The most important point is that McConnell's "fewer than 100" comment did not include all of the communications of U.S. persons that are intercepted when the surveillance is "directed at" someone overseas. Under the new law, the NSA would have the authority to intercept virtually all communications made by anyone overseas (not only suspected terrorists), as long as it could in some sense say that its surveillance was "directed at" that overseas person. This means, of course, that even if the NSA does not directly tap into every phone and computer in the U.S., the NSA could still intercept and maintain all international communications of U.S. persons, because each of those communications is, of course, with someone overseas -- and the NSA can freely intercept the latter's communications, based on no standard at all.
I would explain it this way: While there may be fewer than 100 Americans whose phones are wiretapped for intelligence purposes with a FISA court warrant, that doesn't mean there aren't thousands more whose conversations are being listened to because they happen to be talking to someone in a foreign country whose phone is tapped without a warrant. The FISA Amendment allows that and increases the likelihood it is happening.
As Marty says, it could be his conversation with a foreign scholar.
Even assuming arguendo that the new statute would not allow the NSA to tap my phone and computer without court order in order to glean information about my foreign correspondents, it remains the case that under the Act the NSA could intercept all of the communications of that foreign scholar, based on no showing at all -- indeed, could make such interceptions of the foreign scholar because it is interested in the activities of Americans with whom she deals -- and could thereafter read, maintain and use all of the communications she makes with persons here in the U.S. And this is true with respect to the communications of every single person in the world who is "reasonably believed" to be overseas.
As LNILR and I pointed out, it could be a criminal defense lawyer interviewing an overseas witness in one of our cases.
That's where minimization comes in and why it's so important. If after a short period of time, the conversation is not pertinent to the matter under investigation they must cease listening. In a Title III criminal wiretap, if the conversation is between the person being investigated and his lawyer, it's privileged and they can't listen.
More questions from Marty:
The key question is what happens when the NSA surveillance of foreigners -- possibly even vast surveillance of huge numbers of overseas communications -- invariably picks up communications that have a U.S. person at one end.

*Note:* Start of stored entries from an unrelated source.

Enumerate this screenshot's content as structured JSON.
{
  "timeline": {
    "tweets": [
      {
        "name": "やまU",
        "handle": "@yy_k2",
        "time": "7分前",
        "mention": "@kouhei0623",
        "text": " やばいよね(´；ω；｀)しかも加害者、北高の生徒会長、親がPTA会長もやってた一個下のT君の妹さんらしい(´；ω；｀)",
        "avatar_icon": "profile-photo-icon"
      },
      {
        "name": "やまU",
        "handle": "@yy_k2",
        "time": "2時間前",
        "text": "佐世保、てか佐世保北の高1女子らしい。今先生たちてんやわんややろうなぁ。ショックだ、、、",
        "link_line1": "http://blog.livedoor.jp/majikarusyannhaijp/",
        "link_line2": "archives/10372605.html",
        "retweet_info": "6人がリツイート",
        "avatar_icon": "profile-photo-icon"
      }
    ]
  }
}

Can the NSA listen to (or read) the U.S. person's communications? Can it maintain those? Can it share them with other government agencies? Make particular uses of them (i.e., for criminal investigations)? Does it have to satisfy any standards in order to do any of those things? Does it have to make any showing to a court with respect to any of those uses of U.S.-person communications? Is there congressional oversight? Does the Fourth Amendment impose any limits on such uses? Does the new statute supersede, and render inapposite, the existing internal Executive branch orders (e.g., USSID-18), which at least imposed minimal "minimization" requirements with respect to such foreign-to-domestic communications?